Think of ‘composting’, especially if you live in the city, and you probably conjure up images of smelly open piles of steaming mess.
No way you can compost without land or open spaces, right? Wrong! There are so many green buzz words and activities linked to being more responsible for our planet, so lets pause for a second and discover what composting is. There are methods that date back to prehistoric times where farmers discovered that mixing manure with straw and other organic waste produced a fertile soil-like material that was a rich environment for growing their crops. Since then, synthetic materials have been used to create similar nutritional values.
The Origin of Composting
With the world’s increasing need for large quantities of food, and with synthetic fertilizers not performing positively to improve the soil’s structure there is all the more reason for all of us to take an active role to improve the soil that food we eat is grown in.

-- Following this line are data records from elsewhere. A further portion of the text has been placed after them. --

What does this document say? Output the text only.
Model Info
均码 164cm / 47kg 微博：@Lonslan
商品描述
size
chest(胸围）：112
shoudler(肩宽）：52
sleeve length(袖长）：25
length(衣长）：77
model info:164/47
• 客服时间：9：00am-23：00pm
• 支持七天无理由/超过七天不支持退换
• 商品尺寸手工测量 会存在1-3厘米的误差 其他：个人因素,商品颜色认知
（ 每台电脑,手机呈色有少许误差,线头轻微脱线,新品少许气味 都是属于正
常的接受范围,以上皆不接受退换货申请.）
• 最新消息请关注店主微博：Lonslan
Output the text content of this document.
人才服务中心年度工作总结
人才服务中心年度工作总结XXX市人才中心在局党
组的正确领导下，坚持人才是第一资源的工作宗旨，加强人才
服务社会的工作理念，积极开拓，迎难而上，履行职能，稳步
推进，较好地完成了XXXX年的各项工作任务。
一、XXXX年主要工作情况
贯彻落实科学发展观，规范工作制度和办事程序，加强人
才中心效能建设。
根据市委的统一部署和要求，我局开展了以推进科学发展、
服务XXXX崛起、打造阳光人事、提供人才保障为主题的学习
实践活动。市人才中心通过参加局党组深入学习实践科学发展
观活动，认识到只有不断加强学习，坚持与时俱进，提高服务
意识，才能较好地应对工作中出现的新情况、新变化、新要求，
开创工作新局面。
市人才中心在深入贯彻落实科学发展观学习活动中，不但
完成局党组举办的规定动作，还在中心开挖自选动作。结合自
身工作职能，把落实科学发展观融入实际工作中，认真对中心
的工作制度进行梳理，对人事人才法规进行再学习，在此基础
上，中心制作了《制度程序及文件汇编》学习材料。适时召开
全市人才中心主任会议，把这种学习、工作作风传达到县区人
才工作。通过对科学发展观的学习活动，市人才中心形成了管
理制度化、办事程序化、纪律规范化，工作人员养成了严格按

There is one natural method developed by Sir Albert Howard, a British agronomist that in 1905 went to India and spent 30 years in experimentation with organic farming and gardening. He discovered that the best compost mix consisted of three times more plant waste as it was typically used v.s. manure layering the materials in a sandwich like fashion then turning it during the decomposition. This method is known as the Indore method. He is considered the father of organic farming and gardening.
For modern urban dwellers, you can actually cleanly compost at home in a contained manner. There are receptacles that are perfect for this, biodegradable bags made from corn that can house the kitchen waste. Even coffee grounds themselves can be added directly to garden beds to nourish plants. City dwellers, join in and include your homes in this vital collaborative effort between man and nature.